Ogni volta ci troviamo a parlare lì fuori e a dire che sono finiti i tempi di The Descent o Frontiers ma ogni anno aspettiamo che il festival inizi perché è diventato la conditio sine qua non del nostro week end dei morti. Ed è già da un po’ di tempo che durante l’anno, almeno io, non vedo film horror, li vedo solo durante il Nightmare. Quindi, qui le robe scritte sui film in concorso (per molti di quelli non in concorso, eventi speciali o retrospettive, trovate un mondo di roba su internet), anche sui corti. Per quanto riguarda quelle non fatte, i film si mischiano ai mille sottogeneri cui appartengono quelli recensiti: vampiresco, commedia nera, torture, crime, sci-fi, mostri, apocalittico, splatter, ghost, revenge, lesbian, transgender, queercore, surreale, slasher, maniac, western, zombie. Summer of Blood è il primo, la storia di un newyorkese brutto che viene morso da un vampiro.

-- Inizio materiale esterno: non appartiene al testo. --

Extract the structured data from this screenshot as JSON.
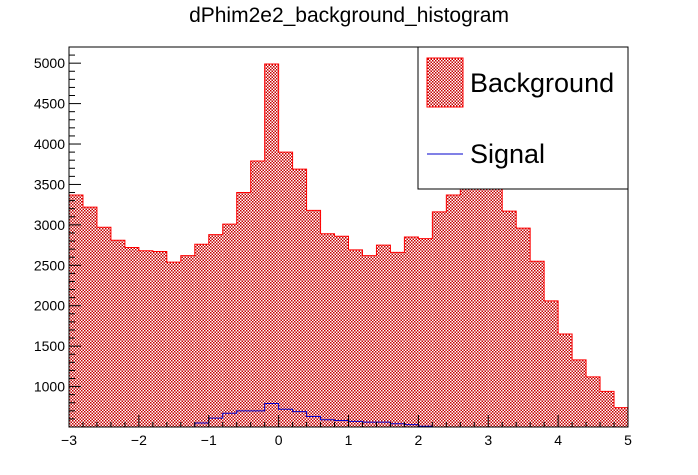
{
  "chart_data": {
    "type": "bar",
    "title": "dPhim2e2_background_histogram",
    "xlabel": "",
    "ylabel": "",
    "xlim": [
      -3,
      5
    ],
    "ylim": [
      500,
      5200
    ],
    "x_ticks": [
      "−3",
      "−2",
      "−1",
      "0",
      "1",
      "2",
      "3",
      "4",
      "5"
    ],
    "y_ticks": [
      "1000",
      "1500",
      "2000",
      "2500",
      "3000",
      "3500",
      "4000",
      "4500",
      "5000"
    ],
    "bin_width": 0.2,
    "bin_edges_start": -3,
    "legend_position": "top-right",
    "series": [
      {
        "name": "Background",
        "style": "hatched-fill",
        "color": "#ff0000",
        "values": [
          3370,
          3220,
          2970,
          2810,
          2720,
          2680,
          2670,
          2540,
          2620,
          2760,
          2880,
          3010,
          3400,
          3790,
          4990,
          3900,
          3690,
          3180,
          2890,
          2860,
          2690,
          2620,
          2750,
          2660,
          2850,
          2830,
          3160,
          3370,
          3460,
          3520,
          3500,
          3170,
          2960,
          2550,
          2060,
          1650,
          1330,
          1120,
          940,
          740
        ]
      },
      {
        "name": "Signal",
        "style": "line",
        "color": "#0000cc",
        "values": [
          500,
          500,
          500,
          500,
          500,
          500,
          500,
          500,
          500,
          550,
          610,
          670,
          700,
          700,
          790,
          720,
          690,
          630,
          590,
          580,
          570,
          560,
          560,
          540,
          530,
          510,
          500,
          500,
          500,
          500,
          500,
          500,
          500,
          500,
          500,
          500,
          500,
          500,
          500,
          500
        ]
      }
    ]
  }
}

In Ejecta lo Spazio vomita una forma di vita brutta sulla terra, e presumo il nome del film venga dal tasto eject di un qualsiasi mangianastri, videoregistratore o lettore dvd. Jamie Marks is Dead è il terzo che mi manca: Jamie è un fantasma che da vivo veniva bullizzato dagli amici – ecco un altro genere, il bullying, quello dello sfigato bullizzato dai più grossi che alla fine vengono tutti fatti a pezzi, mangiati o buttati in un tritacarne gigante, oppure riavvicinati per ritentare di fare amicizia. Pierrot Lunaire è una storia oscura, dove l’inganno serve per far passare la protesta contro la società che non accetta l’omosessualità e le forme diverse di sessualità che non siano quella etero. La distancia è la storia di tre nani telepatici russi che fanno una rapina. Io adoro questo festival e amo Albert anche se non lo conosco perché è coraggioso e ha portato il Nightmare su un altro binario rispetto a qualche anno fa, si, ma questo ha un grande risvolto positivo: proiettava film ben fatti davvero, ma più normali, adesso osa di più. E il concorso è diventato imprevedibile.
Mancano A Girl Walks Home Alone At Night, The Redwood Massacre, The Dead 2: IndiaBlood Moon, che vedremo di beccare. In giuria ci sono tre che operano e lavorano nell’oscurità, come Albert.